If many young Americans entering leading graduate schools are already technically illiterate, three or four semesters of business school are likely to increase their disdain for getting their hands dirty in classrooms and factories.

Once they join a company opportunities for experience at that level floor are limited. The result is that the people running U.S. companies lack familiarity with the organizations they are guiding. Is it any wonder that they are drawn to legal or financial solutrions rather than technical or human ones?

The Japanese chief executives I surveyed spent, on average, 21 years in the same company before they were promoted to the lowest rank of corporate officer, and an additional 11 years in the same firm before they reached the rank of chief executive officer.

With a few exceptions, they joined their firm right after graduation. Their American counterparts typically had gone through three or four job changes and had spent an average of only 9 years before becoming a corporate officer.

Subsequently, it took them only four to five years to become chief executive. In the United States 15 percent had been brought in from outside to become chief executive.
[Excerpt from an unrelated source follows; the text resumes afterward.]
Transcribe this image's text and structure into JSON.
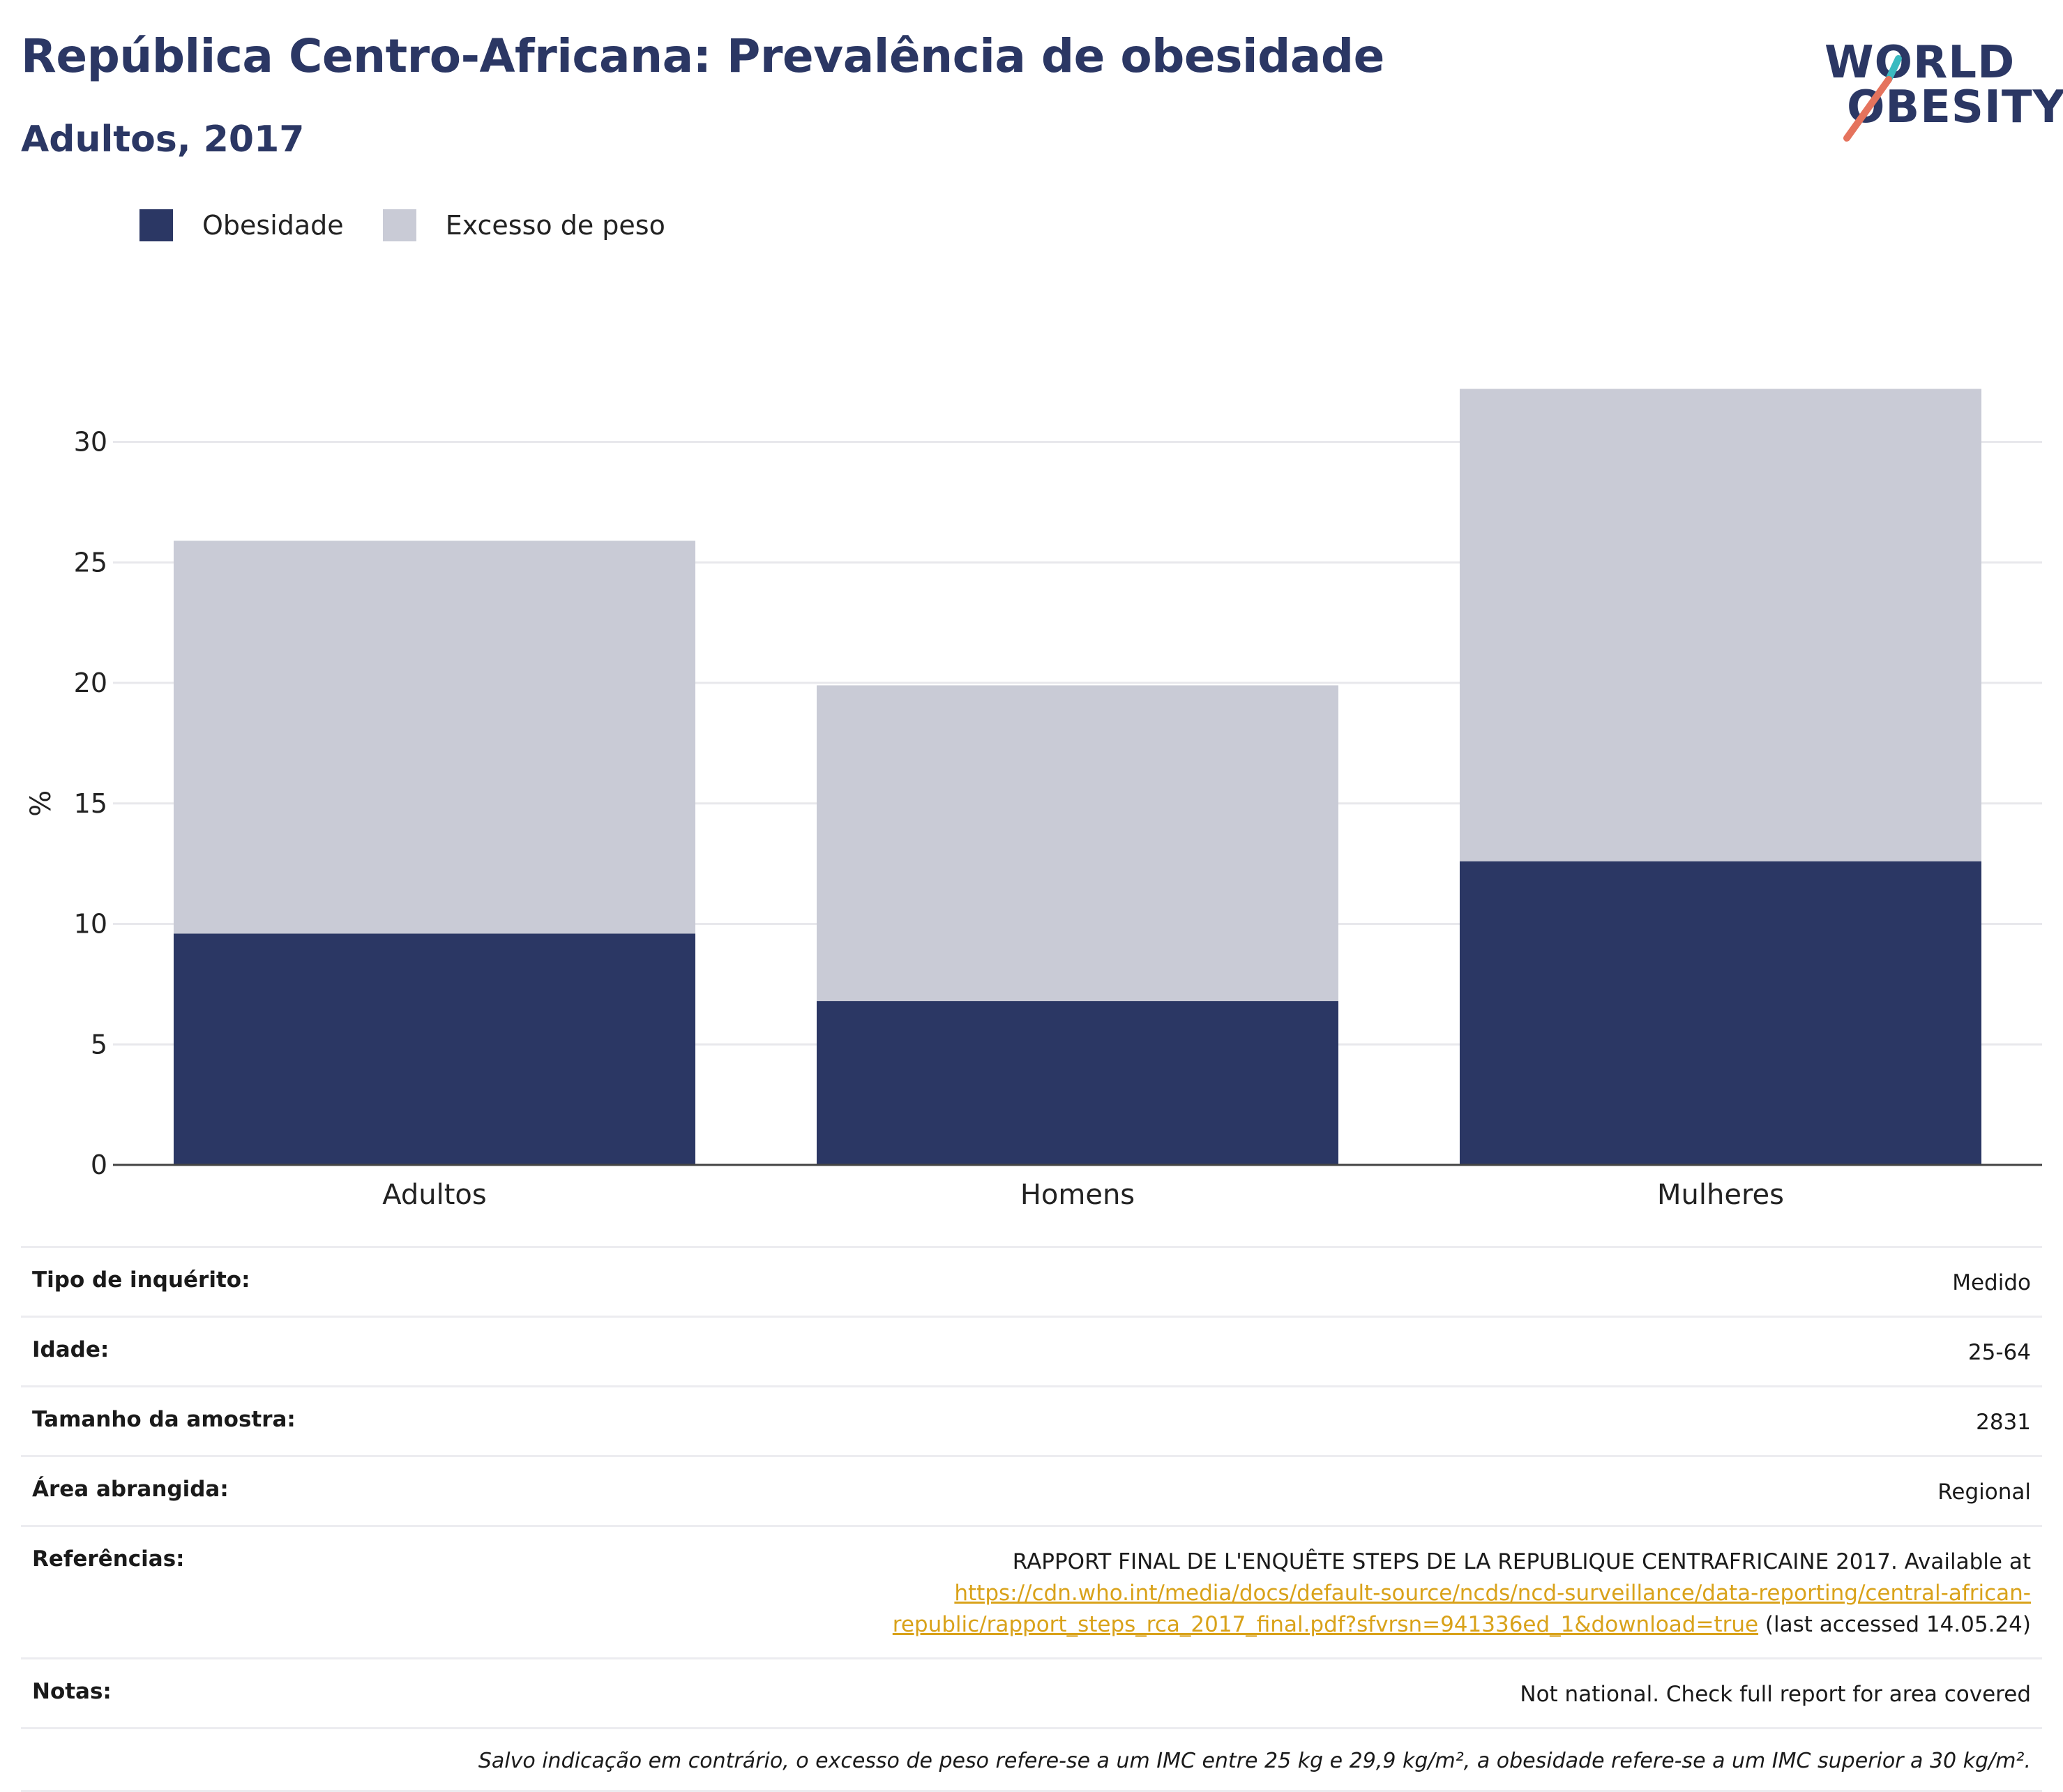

This isn't the patern in all American firms. Among my corporate samples were IBM, Procter & Gamble, Du Pont and Texas Instruments. Their chief executives' career profiles are similar to those of their Japanese counterparts. These American firms appears to demand that chief executives be thoroughly familiar with their people, products, and markets. It is no accident, then, that these firms have conceded nothing to their Japanese competitors.

A typical Japanese business graduate who joins a company will spend 6 months to a year at a factory, followed by a series of assignments that help him get to know factory workers, engineers, and managers. He is introduced to a corporate culture that encourages its employees to try out new things, learn from mistakes, and share information. He might even be sent out to work in a store where his company's products are sold, to see how the products are accepted by customers.
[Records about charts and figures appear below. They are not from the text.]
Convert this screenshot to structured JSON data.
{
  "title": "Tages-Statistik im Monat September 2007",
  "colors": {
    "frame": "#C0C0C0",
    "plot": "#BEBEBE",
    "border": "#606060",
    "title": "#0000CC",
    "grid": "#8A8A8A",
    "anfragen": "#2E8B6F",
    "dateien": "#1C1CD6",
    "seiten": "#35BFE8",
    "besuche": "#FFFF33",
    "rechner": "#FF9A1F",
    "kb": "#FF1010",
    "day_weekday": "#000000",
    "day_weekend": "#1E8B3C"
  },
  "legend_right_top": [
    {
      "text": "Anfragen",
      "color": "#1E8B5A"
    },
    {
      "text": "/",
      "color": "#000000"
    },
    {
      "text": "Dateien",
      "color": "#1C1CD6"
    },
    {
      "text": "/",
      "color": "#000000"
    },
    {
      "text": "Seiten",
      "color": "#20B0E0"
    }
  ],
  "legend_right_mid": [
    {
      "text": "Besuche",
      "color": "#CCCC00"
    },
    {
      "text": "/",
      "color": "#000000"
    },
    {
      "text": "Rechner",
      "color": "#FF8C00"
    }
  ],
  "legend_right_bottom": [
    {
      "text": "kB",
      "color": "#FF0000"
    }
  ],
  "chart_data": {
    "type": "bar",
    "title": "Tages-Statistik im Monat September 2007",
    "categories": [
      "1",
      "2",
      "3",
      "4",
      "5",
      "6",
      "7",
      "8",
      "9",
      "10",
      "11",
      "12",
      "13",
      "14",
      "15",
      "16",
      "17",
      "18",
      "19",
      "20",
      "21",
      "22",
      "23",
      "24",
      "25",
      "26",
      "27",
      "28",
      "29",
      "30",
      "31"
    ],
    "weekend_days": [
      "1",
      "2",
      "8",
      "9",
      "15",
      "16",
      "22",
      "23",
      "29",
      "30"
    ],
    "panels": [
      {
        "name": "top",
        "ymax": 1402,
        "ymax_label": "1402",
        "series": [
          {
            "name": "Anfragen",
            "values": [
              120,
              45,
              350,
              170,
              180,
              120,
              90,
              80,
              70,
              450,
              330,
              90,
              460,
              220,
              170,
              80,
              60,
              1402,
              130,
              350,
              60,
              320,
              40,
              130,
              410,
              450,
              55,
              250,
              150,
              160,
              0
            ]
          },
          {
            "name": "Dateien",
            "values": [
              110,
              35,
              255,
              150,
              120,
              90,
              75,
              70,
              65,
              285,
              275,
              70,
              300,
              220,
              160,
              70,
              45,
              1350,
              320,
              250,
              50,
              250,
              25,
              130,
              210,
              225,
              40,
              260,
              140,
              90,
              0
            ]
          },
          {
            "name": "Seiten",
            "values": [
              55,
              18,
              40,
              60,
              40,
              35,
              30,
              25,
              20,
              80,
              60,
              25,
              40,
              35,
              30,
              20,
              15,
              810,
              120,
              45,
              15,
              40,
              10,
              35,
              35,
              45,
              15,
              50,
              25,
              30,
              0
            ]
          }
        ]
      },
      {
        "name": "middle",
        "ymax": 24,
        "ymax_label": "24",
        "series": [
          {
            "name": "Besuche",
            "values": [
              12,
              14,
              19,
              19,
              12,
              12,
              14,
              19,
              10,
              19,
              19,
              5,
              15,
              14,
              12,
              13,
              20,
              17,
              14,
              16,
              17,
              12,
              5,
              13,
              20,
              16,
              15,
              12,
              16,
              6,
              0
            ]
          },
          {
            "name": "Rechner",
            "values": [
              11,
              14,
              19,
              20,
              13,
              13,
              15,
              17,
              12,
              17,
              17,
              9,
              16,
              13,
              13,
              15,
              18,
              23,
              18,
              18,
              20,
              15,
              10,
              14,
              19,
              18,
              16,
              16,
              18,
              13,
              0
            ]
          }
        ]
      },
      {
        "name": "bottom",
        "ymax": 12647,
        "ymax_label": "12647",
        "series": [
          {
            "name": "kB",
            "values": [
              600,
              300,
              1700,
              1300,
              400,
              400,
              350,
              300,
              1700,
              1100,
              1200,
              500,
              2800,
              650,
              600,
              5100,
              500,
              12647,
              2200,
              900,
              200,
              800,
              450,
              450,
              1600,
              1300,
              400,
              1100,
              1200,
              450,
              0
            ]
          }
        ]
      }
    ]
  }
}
Compare that with the experience of many American MBAs who are told to show "results" within nine months to a year. They are not supposed to make mistakes. They hide precious information from other people. They are forbidden to make contacts with the people in other departments without gong through proper channels.

These whiz kids rush to reorganize the work place, shave the cost of maintaining machinery or developing new products, concoct creative accounting schemes, and fire "low achievers." Chances are they won't be around when their splashy gestures prove to be disastrous. They will have moved on to assume more lucrative, higher-ranked jobs elsewhere.

Too many Americans MBAs are taught to treat ordinary employes as disposable "direct labor cost." They are taught to swallow uncritically the myth that corporations exist only to reward abstract stockholders, that capital budgeting and financial controls are the most effective management tools.

One result of the U.S. system are executives such as David Roderick, chairman of U.S. Steel. Roderick, an accountant by training, spent much of the $1 billion that the U.S. Congress made available through various tax cuts to purchase Marathon Oil -- instead of on modernizing steel facilities and keeping steel workers employed.

The irony of all this is that the Japanese system is modelled after an American system that no longer exists. After the war, Japanese industry put a premium on practical knowledge and hands-on experience. We looked to American teachers such a Charles Protzman and Homer Sarasohn who taught that "high purpose, courage, honor and independence" were leadership qualities crucial to a company's success.

You won't hear such things discussed today in the best business schools today. Instead, we have a business culture that applauds executives who help themselves to big bonuses and raid other companies while sending loyal workers to the unemployment lines.